Per ritrovare l’orientamento abbiamo allora forse bisogno di poterci ascoltare profondamente, chiamarci in causa, e giungere, seppur a fatica, alla coscienza di sé per riallacciare con gli altri e con il mondo un rapporto reale di presenza feconda e partecipativa. E’ sempre con tutta la nostra umanità, mente, corpo e spirito, che possiamo approcciarci alla vita e alla sua verità, nella consapevolezza di essere sostenuti da una realtà originaria e universale della vita stessa. Occorre forse scrostare e “restaurare” il volto di questa realtà originante della quale, per quanti sforzi possiamo fare, rimarremmo sempre nella “nuvola della non conoscenza” ma che sentiamo come anelito che ci trascende e che nello stesso tempo è dentro la vita stessa, vita contraddittoria, esaltante, dolorosa e luminosa allo stesso tempo. Dentro queste coordinate si inserisce la spiritualità.

 

Ma è possibile pensarla come dato fondante, libero da confessioni religiose e istituzionalizzate? In realtà la mistica più alta di tutte le grandi o piccole religioni ha prodotto intuizioni che, se approcciate con mente aperta e in costante ricerca, sembrano perfino risuonare delle più recenti ipotesi della fisica quantistica. Scevra da rigidità e dogmatismi, la spiritualità è il ponte che lega il visibile all’invisibile ed è, insieme, la sensibilità, che appartiene a tutti e a ciascuno, in grado di coglierne il legame. E’ la capacità di accorgersi che la realtà, nel suo nucleo più essenziale, è comunione e mai isolamento, frattura, dominio, violenza.

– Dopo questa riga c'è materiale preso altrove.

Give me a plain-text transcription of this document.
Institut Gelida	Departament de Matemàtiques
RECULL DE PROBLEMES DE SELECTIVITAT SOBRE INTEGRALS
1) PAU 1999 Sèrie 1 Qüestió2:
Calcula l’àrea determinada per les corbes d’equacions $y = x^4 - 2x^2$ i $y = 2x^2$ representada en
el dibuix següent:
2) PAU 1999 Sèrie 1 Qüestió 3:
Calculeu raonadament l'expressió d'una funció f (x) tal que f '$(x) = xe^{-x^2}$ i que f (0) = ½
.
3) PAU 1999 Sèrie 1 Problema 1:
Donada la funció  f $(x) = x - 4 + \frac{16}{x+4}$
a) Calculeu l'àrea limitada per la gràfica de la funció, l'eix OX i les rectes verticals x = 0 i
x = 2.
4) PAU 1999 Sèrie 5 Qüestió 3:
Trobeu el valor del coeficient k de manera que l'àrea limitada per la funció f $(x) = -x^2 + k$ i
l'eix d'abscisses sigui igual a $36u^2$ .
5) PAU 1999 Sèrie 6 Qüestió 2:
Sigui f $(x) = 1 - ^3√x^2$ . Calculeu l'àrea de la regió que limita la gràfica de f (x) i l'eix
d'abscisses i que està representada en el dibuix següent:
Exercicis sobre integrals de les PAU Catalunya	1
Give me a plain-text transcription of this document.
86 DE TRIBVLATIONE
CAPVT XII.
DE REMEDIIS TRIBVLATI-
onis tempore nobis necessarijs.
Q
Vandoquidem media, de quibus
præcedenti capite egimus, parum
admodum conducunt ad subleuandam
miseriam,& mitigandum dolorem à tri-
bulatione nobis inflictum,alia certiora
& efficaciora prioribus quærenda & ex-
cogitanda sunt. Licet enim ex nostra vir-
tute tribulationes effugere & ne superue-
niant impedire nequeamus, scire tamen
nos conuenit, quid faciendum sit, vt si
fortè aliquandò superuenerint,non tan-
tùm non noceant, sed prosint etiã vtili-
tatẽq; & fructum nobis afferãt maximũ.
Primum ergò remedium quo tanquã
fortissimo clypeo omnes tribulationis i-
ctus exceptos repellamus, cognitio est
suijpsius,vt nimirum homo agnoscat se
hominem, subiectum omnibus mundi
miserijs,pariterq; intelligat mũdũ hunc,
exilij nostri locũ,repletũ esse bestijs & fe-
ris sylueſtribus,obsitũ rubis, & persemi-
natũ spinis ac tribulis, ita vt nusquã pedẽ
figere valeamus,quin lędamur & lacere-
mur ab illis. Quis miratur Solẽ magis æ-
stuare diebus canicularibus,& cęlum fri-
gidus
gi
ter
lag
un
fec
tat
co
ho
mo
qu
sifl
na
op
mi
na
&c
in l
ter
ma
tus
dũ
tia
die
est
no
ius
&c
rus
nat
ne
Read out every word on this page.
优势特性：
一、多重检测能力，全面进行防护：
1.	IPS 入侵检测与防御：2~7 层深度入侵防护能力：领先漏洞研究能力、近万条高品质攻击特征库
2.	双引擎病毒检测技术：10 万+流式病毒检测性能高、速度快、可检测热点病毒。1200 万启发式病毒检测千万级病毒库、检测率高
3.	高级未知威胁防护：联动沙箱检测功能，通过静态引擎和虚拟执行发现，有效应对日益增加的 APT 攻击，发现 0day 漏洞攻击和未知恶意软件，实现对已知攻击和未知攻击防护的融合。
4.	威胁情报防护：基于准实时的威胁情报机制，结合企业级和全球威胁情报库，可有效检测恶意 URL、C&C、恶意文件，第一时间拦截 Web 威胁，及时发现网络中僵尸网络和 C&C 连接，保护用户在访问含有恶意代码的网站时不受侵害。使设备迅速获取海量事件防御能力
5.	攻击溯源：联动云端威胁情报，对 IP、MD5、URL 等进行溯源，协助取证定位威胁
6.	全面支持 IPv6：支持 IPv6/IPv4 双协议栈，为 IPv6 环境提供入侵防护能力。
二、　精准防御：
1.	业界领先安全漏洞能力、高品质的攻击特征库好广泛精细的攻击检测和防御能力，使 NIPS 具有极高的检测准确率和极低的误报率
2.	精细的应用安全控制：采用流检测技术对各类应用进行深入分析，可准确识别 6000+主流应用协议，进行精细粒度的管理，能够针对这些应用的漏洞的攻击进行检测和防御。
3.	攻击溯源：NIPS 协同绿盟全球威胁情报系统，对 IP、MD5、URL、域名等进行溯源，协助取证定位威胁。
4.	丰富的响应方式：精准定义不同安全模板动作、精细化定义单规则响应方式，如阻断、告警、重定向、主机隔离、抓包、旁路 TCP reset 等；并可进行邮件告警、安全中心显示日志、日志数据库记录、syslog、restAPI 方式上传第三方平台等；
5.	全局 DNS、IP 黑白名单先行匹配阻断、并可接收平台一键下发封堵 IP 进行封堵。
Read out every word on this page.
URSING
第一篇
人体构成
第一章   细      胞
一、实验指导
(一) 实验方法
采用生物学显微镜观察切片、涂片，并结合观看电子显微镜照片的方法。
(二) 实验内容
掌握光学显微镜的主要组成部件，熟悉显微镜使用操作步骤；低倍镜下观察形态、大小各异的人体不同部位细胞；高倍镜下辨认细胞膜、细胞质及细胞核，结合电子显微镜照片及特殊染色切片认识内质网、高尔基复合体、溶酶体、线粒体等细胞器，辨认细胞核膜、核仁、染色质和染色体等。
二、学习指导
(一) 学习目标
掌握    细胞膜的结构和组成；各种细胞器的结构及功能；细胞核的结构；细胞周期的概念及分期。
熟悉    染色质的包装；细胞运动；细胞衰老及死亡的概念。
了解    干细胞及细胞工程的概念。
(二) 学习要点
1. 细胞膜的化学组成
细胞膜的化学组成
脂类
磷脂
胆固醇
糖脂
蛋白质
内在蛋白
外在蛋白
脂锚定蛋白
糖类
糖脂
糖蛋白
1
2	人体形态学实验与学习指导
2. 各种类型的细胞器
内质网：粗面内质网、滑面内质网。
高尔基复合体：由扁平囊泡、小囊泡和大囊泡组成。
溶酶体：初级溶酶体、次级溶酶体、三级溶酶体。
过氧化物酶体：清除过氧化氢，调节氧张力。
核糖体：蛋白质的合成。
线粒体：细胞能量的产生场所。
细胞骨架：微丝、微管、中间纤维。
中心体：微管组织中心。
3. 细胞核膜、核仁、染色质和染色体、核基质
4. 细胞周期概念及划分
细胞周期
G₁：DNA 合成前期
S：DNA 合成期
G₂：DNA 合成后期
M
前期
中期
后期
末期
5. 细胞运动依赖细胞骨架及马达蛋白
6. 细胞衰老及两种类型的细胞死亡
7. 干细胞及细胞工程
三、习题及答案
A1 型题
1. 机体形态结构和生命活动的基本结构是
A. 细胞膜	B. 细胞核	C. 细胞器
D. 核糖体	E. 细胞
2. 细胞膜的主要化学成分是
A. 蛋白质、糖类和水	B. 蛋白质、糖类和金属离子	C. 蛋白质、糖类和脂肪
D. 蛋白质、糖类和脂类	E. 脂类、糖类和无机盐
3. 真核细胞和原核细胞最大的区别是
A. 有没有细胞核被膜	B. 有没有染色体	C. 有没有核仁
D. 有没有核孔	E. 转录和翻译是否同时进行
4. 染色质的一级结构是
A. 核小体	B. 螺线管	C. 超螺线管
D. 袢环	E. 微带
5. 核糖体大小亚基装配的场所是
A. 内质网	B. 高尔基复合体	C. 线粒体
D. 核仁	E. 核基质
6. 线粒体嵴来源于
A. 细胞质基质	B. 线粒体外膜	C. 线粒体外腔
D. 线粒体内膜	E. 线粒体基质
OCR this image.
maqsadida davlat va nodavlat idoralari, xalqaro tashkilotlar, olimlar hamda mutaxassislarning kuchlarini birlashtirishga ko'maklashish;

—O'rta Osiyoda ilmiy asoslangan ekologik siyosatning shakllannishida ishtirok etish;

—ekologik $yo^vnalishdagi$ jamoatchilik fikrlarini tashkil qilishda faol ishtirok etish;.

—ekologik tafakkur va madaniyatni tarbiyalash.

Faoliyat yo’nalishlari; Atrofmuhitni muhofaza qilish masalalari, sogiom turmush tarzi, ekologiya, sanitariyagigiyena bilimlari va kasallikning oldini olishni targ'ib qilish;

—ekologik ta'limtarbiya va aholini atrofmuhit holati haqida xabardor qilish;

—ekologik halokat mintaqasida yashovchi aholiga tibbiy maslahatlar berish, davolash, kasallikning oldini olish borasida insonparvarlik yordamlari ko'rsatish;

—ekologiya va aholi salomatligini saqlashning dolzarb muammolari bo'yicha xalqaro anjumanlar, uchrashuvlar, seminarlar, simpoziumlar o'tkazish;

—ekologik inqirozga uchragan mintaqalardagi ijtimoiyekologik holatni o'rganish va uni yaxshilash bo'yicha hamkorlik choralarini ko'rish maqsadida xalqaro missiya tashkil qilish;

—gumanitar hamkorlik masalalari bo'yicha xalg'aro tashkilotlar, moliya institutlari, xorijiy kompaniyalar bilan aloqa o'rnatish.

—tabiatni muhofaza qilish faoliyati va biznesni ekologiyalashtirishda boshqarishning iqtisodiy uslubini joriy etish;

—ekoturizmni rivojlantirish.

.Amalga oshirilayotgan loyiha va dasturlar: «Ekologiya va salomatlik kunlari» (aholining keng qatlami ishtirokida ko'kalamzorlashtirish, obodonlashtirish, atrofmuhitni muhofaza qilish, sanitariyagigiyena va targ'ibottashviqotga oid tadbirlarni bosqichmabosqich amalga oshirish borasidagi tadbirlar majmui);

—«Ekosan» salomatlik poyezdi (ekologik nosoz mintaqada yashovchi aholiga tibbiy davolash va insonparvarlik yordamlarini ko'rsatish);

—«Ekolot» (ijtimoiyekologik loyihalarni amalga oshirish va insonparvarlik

Mai come in questo momento occorre che cadano i pensieri precostituiti, le certezze dualistiche, i giudizi settari, i fideismi e le superstizioni.

 

Al di là di ogni recinto confessionale occorre ritrovare la forza di aderire alla fonte di luce e di energia non violenta che vivifichi il nucleo della nostra realtà interiore e relazionale e che illumini, senza abolire la fragilità, la sofferenza, il dolore, i sentimenti e i desideri, un’etica risvegliata dalla coscienza e che diventi così attiva come cura delle relazioni interpersonali, sociali ed ecologiche.

 

Profondamente umana l’esperienza della spiritualità, insita in quella della trascendenza, che già Jung dava come “il continuo spostarsi avanti e indietro negli argomenti e nelle affezioni “ deve tradursi nella tensione oltre il già dato e soprattutto oltre ciò che contrasta con la dignità dell’uomo riconoscendo per ognuno il desiderio, l’attesa e la capacità di trasfigurarsi in un modo inedito di esistere e di vivere, “una nuova nascita viva che porta a nuovo livello dell’essere, una nuova situazione”, citando ancora Jung.